I unmounted and remounted the new filesystem but there was no change

I now don't know whether I can trust the copy.
Any advice out there?

thanks

Julian

-----Original Message-----
From: Julian Rogan [SMTP:Julian.Rogan@Unilever.com]
Sent: 04 February 2004 17:11
To: hpux-admin@dutchworks.nl
Subject: [HPADM] 10.20 - FIlesystems increased beyond 128 GB

Hi,

I have just done the following (after forgetting about the 128 GB limit on
filesystems)

I increased a logical volume to 160 GB and then issued the fsadm command
to increase the filesystem

I got the message:

fsadm: /etc/default/fs is used for determining the file system type
fsadm: /dev/vg01/roradbs is currently 81920000 sectors - size will be
increased
fsadm: attempt to resize /dev/vg01/roradbs failed with errno 28

The filesystem starting spewing out I/O errors and we lost access to the
applications.

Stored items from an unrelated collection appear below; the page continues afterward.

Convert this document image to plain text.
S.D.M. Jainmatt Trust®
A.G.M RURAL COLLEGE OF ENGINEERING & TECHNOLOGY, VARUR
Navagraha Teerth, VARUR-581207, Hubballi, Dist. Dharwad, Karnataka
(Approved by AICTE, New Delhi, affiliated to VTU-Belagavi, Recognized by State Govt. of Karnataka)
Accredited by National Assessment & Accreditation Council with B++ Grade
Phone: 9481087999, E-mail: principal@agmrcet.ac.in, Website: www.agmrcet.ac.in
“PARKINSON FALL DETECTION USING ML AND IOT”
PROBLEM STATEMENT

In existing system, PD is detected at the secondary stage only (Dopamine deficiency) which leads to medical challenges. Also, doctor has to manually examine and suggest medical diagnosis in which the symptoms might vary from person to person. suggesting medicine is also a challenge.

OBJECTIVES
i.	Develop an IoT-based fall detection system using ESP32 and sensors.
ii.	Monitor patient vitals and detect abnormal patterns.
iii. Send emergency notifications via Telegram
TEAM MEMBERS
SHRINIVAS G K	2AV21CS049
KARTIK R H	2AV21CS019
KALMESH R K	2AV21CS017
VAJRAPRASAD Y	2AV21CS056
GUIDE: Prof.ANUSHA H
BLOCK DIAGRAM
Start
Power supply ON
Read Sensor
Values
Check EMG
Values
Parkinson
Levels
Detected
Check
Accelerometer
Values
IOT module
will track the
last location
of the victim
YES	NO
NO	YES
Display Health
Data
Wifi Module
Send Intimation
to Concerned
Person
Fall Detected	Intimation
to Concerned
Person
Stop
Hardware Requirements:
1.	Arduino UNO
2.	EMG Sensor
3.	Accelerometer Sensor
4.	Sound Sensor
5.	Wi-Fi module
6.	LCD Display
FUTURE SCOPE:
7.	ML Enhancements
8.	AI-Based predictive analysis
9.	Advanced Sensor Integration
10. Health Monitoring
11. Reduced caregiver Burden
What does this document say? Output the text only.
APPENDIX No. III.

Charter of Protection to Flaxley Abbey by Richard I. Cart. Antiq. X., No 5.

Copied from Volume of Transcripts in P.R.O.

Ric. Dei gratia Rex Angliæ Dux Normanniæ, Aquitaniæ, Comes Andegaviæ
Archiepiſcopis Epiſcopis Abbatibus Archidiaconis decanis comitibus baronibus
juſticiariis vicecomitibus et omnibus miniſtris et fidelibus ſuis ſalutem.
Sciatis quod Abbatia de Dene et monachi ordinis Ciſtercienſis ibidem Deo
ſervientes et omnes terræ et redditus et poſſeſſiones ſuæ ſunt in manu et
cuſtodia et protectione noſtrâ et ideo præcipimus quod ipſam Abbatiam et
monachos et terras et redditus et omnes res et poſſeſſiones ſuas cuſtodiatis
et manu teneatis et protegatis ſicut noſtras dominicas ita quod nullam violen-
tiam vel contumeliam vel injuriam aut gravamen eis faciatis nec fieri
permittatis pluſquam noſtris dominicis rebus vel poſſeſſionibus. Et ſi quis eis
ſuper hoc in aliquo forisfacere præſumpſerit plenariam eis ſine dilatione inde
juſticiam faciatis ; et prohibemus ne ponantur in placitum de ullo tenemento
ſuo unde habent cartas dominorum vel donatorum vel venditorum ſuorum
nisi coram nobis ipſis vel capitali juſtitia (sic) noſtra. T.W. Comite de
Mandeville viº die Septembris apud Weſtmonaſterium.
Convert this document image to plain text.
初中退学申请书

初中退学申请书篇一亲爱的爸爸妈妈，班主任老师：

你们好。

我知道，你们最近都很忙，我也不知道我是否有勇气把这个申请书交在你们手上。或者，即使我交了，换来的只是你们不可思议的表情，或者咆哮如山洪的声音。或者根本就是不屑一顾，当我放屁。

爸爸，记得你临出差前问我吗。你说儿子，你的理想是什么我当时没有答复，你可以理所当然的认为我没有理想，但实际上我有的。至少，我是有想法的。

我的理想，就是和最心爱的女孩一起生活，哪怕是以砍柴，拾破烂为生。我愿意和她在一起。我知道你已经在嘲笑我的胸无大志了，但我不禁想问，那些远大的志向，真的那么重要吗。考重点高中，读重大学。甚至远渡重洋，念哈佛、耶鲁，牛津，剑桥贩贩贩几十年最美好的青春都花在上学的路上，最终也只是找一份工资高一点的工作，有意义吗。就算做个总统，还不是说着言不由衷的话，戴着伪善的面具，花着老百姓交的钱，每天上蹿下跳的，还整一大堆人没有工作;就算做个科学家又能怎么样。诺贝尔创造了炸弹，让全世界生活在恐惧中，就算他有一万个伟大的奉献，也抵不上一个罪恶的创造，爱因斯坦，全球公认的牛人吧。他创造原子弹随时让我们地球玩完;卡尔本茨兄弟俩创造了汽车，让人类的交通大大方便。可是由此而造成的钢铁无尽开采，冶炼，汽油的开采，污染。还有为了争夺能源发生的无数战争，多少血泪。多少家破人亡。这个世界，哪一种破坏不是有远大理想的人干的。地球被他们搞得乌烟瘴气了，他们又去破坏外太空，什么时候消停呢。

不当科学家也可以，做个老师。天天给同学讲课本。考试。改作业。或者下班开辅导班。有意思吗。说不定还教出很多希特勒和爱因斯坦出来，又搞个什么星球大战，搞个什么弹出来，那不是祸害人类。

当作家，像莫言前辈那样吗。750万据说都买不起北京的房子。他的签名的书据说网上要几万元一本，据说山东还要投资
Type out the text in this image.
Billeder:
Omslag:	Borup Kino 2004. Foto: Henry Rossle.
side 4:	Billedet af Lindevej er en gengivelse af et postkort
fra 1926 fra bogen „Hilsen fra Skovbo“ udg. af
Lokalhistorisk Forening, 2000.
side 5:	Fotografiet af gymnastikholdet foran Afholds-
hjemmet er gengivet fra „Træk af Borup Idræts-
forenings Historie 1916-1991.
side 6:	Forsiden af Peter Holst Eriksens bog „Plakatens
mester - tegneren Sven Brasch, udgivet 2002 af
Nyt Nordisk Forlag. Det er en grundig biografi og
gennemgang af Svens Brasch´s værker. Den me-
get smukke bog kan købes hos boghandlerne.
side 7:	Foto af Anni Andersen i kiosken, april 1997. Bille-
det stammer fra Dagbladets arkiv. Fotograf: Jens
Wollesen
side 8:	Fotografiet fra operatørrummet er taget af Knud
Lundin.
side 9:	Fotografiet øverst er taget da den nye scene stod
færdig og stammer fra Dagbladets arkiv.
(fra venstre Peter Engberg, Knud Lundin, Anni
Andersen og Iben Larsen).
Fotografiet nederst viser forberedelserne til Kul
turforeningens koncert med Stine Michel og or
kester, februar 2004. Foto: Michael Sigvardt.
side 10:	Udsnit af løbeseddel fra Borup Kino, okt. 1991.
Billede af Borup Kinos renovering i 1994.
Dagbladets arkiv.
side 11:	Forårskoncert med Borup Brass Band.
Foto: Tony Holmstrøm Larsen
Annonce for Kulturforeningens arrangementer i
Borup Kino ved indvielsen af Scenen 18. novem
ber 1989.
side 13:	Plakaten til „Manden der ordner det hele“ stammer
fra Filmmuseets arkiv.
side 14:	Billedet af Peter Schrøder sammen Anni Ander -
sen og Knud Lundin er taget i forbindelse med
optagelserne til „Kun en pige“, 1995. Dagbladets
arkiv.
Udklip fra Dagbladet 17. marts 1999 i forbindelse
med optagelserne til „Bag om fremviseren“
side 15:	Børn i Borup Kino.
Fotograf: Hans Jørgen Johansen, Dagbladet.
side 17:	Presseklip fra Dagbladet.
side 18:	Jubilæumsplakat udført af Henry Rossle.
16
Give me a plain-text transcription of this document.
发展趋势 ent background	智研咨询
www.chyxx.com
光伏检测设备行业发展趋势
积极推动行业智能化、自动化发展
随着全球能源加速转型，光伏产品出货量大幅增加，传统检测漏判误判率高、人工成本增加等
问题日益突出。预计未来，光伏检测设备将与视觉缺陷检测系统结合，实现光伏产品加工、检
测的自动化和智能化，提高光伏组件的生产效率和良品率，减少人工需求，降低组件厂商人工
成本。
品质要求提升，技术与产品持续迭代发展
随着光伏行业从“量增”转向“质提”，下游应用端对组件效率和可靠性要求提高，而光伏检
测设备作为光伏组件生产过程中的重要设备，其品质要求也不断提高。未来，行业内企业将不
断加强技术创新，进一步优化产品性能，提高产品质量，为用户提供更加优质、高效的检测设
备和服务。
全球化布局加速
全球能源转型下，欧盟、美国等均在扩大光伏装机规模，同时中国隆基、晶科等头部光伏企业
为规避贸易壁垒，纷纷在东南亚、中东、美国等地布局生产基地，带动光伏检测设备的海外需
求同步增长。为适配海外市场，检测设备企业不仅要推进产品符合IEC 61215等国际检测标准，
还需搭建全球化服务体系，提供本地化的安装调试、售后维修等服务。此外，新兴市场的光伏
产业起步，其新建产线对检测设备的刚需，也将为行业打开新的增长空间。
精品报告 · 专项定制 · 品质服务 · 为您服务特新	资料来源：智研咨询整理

I tried to fsck and got the
following output:

fsck -y -o full /dev/vg01/oradbs
fsck: /etc/default/fs is used for determining the file system type
intent log marked bad in super-block
cannot perform log replay
pass0 - checking structural files
pass1 - checking inode sanity and blocks
pass2 - checking directory linkage
pass3 - checking reference counts
pass4 - checking resource maps
free block count incorrect 100755947 expected 84011499 fix? (ynq)y
free extent vector incorrect fix? (ynq)y
OK to clear log? (ynq)y
set state to CLEAN? (ynq)y

Mount still fails with filesystem corrupt.
I have managed to mount th efilsystem in readonly mode and currently
copying the data over to a new filesystem.

So finally to my question: I there a way to fix the filesystem?